Trump hates the National Environmental Policy Act
[This piece originally appeared in The Hill. Cover photo: Arctic National Wildlife Refuge (Peter Mather/www.PeterMather.com)] As Alaskans, we care about our environment, because we know the lands and waters provide us with places to harvest food, to fish, or simply camp and recreate.
Whether it’s our national forests in Southeast and Southcentral Alaska, or Bureau of Land Management areas that stretch from the Arctic to the interior, these public lands define our state. They provide us with endless opportunities, and we can live daily what amounts to a “bucket list” trip for many in the lower 48 U.S. states.
We can keep it that way — for us and for future generations — if we use our Alaskan expertise to inform decisions that could impact our lands and waters. Unfortunately, the Trump administration is pulling us back from having a say in these decisions and threatening our ability to protect what we love about Alaska.
The Trump administration has now finalized major proposed changes to the National Environmental Policy Act (NEPA), rewriting the rules that govern how agencies review development projects under that landmark environmental law. NEPA is our country’s national charter for the environment, and it meets its purpose elegantly by requiring information-based decisions over political mandates. It forces federal decision-makers to consider, before they make their decisions, what the impact of their actions will be on the environment, on wildlife and on local communities. It also mandates that they seek the input of the people that will be most impacted before they decide.
Alaskans want their voices to be heard on, for example, the proposed massive Pebble Mine that could destroy a world class fishery. Equally important is having say on projects that could affect the Kenai River, a place that hasn’t made national headlines often but that matters greatly to tens of thousands of Alaskans.
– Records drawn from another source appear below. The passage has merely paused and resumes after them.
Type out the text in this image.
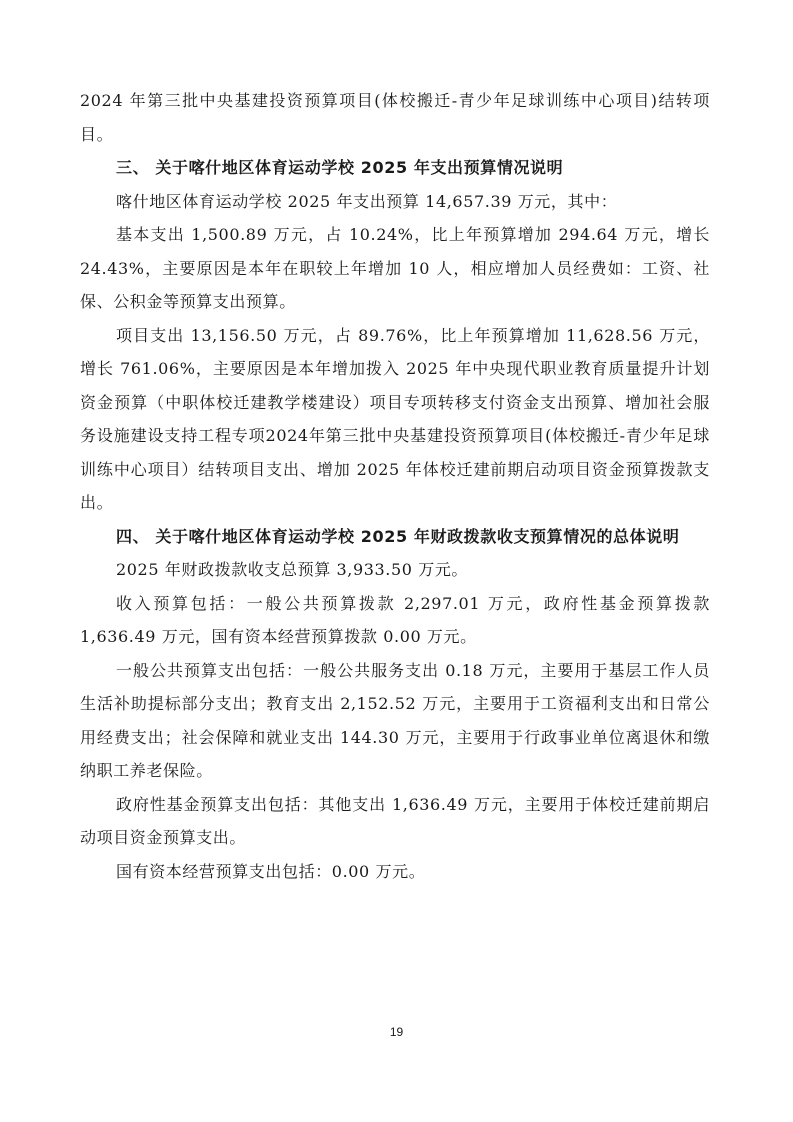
2024 年第三批中央基建投资预算项目(体校搬迁-青少年足球训练中心项目)结转项目。

三、 关于喀什地区体育运动学校 2025 年支出预算情况说明

喀什地区体育运动学校 2025 年支出预算 14,657.39 万元，其中：

基本支出 1,500.89 万元，占 10.24%，比上年预算增加 294.64 万元，增长 24.43%，主要原因是本年在职较上年增加 10 人，相应增加人员经费如：工资、社保、公积金等预算支出预算。

项目支出 13,156.50 万元，占 89.76%，比上年预算增加 11,628.56 万元，增长 761.06%，主要原因是本年增加拨入 2025 年中央现代职业教育质量提升计划资金预算（中职体校迁建教学楼建设）项目专项转移支付资金支出预算、增加社会服务设施建设支持工程专项2024年第三批中央基建投资预算项目(体校搬迁-青少年足球训练中心项目）结转项目支出、增加 2025 年体校迁建前期启动项目资金预算拨款支出。

四、 关于喀什地区体育运动学校 2025 年财政拨款收支预算情况的总体说明

2025 年财政拨款收支总预算 3,933.50 万元。

收入预算包括：一般公共预算拨款 2,297.01 万元，政府性基金预算拨款 1,636.49 万元，国有资本经营预算拨款 0.00 万元。

一般公共预算支出包括：一般公共服务支出 0.18 万元，主要用于基层工作人员生活补助提标部分支出；教育支出 2,152.52 万元，主要用于工资福利支出和日常公用经费支出；社会保障和就业支出 144.30 万元，主要用于行政事业单位离退休和缴纳职工养老保险。

政府性基金预算支出包括：其他支出 1,636.49 万元，主要用于体校迁建前期启动项目资金预算支出。

国有资本经营预算支出包括：0.00 万元。

19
That’s why we want the opportunities that NEPA provides to us — allowing the people whose livelihood is centered on Alaska salmon, the people who live in a particular area and the people who would be impacted by development, the chance to lend their expertise and perspective to the federal government.
Sure, the federal officials might not ultimately listen, but that’s not an argument to gut NEPA — it’s actually a reason, if anything, to strengthen it.
NEPA has proven to be valuable and durable during the 50 years that have elapsed since President Nixon signed it into law, yet the current administration has proposed changing NEPA regulations in a way that will undercut NEPA’s critical role in checking the potential for abuse of power by officials, or stopping undue influence by out-of-state or international corporations seeking access to resources on federal lands for private gain.
Additionally, the proposed changes would limit consideration of “cumulative impacts” of development. Lower-48 salmon habitat has been greatly impacted overall, but was it lost in one fell swoop thanks to a single development decision? No, salmon in the Pacific Northwest, for example, have struggled against death-by-a-thousand-cuts. Individually, projects didn’t look like much, but collectively they placed many salmon populations in peril. NEPA is our check agains that potential consequence here in Alaska — a check that is at risk of being lost.
Should the changing climate should be considered in federal decisions? Should changes in wildlife habitat or migration patterns be a cause for concern? How about increased coastal erosion? Or melting permafrost in America’s Arctic?
The Trump administration rollback would allow the federal officials to intentionally ignore climate change — and its impacts — in their decisions.
NEPA is an important tool to make development projects safer for the environment, which is good for everyone in the long run, including developers. There are good examples here. A gold mine was proposed in Nome, Alaska, and concerned citizens looked at the Rock Creek proposal and asked the federal government for a robust NEPA review to disclose how the proposal could impact the environment. It refused and only did a cursory review, similar to what would become standard under Trump’s rollbacks. Fast forward two years and the mine’s water management plan failed miserably, resulting in more than $800,000 in fines and the mine’s closure. Had the feds done as the citizens asked, their review could have caught the water management issues that led to polluted waters and the mine’s demise.
It’s for these reasons that Trump’s decimation of NEPA should be concerning to public lands advocates and outdoors lovers across the country. If anything, we should be strengthening opportunities for the voices of Americans to be heard, for science to guide decision-making, and for climate change to be acted upon, so that our local knowledge can help our country protect our public lands, waters and climate in the years ahead.